A teoria da variedade de ervas que Darwin escreveu para explicar a evolução das espécies, não as diferenças entre os seres humanos, acabou sendo apropriada por outros cientistas que a usaram como uma cortina grosseira para teorias racistas. Os poderosos são capazes de sobreviver, e a eugenia, o conceito de que é imaginável “melhorar” geneticamente uma população, que se tornou o centro do nazismo.
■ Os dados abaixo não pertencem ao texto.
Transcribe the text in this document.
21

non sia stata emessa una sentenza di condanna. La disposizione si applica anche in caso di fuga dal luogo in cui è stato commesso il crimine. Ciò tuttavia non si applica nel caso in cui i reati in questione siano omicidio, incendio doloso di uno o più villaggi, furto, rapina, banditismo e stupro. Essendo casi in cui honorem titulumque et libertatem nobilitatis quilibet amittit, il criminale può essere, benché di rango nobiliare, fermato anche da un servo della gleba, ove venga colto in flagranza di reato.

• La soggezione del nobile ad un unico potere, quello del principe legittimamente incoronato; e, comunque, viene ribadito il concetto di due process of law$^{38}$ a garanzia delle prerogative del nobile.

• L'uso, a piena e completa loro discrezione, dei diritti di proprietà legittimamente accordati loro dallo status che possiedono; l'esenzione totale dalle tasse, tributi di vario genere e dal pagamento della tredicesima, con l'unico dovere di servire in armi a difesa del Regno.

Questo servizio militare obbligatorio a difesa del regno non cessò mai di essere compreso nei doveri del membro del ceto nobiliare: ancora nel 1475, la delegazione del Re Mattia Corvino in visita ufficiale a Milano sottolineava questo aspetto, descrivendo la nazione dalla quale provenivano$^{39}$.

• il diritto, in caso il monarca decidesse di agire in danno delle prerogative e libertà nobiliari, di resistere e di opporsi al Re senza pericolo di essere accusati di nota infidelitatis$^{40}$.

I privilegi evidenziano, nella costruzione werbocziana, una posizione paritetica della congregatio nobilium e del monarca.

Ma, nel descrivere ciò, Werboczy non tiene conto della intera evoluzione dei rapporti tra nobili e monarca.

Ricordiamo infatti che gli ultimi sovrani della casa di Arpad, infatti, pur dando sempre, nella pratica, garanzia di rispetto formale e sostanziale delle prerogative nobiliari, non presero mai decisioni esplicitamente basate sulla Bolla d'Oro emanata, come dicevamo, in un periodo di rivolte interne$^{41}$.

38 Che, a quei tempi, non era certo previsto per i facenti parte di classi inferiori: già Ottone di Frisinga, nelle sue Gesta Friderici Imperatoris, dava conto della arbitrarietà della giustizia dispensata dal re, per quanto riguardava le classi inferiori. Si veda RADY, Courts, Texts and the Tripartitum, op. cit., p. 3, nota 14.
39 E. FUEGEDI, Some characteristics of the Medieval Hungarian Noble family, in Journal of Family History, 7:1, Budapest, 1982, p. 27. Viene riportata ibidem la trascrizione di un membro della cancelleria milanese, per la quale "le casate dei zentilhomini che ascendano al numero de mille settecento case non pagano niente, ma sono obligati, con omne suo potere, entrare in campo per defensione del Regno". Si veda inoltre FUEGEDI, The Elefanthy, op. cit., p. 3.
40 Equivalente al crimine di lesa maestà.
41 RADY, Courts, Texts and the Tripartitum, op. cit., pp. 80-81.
No entanto, apesar do uso do nome do cientista, o darwinismo social é uma distorção da teoria darwiniana, observa a historiadora Lorelai Kury.

“Darwin nunca disse que vai ganhar; É o máximo adequado para uma circunstância expressa. Mudando as circunstâncias, o ajuste máximo será outro”, explica a professora.

“Para Darwin, é o acaso, qualquer coisa predefinida, que leva à adaptação. No darwinismo social, [adaptação] é uma justificativa das hierarquias sociais, mas Darwin justifica qualquer coisa: a natureza age eticamente. São leis à base de plantas, não tem ética”, conclui.

A professora Maria Elice Prestes acredita que, embora Darwin acreditasse que havia etnias mais ou menos civilizadas do que outras – o que ela explica muito claramente no livro eletrônico A Descendência do Homem, de 1871 – esses conceitos se traduzem em violência e exclusão.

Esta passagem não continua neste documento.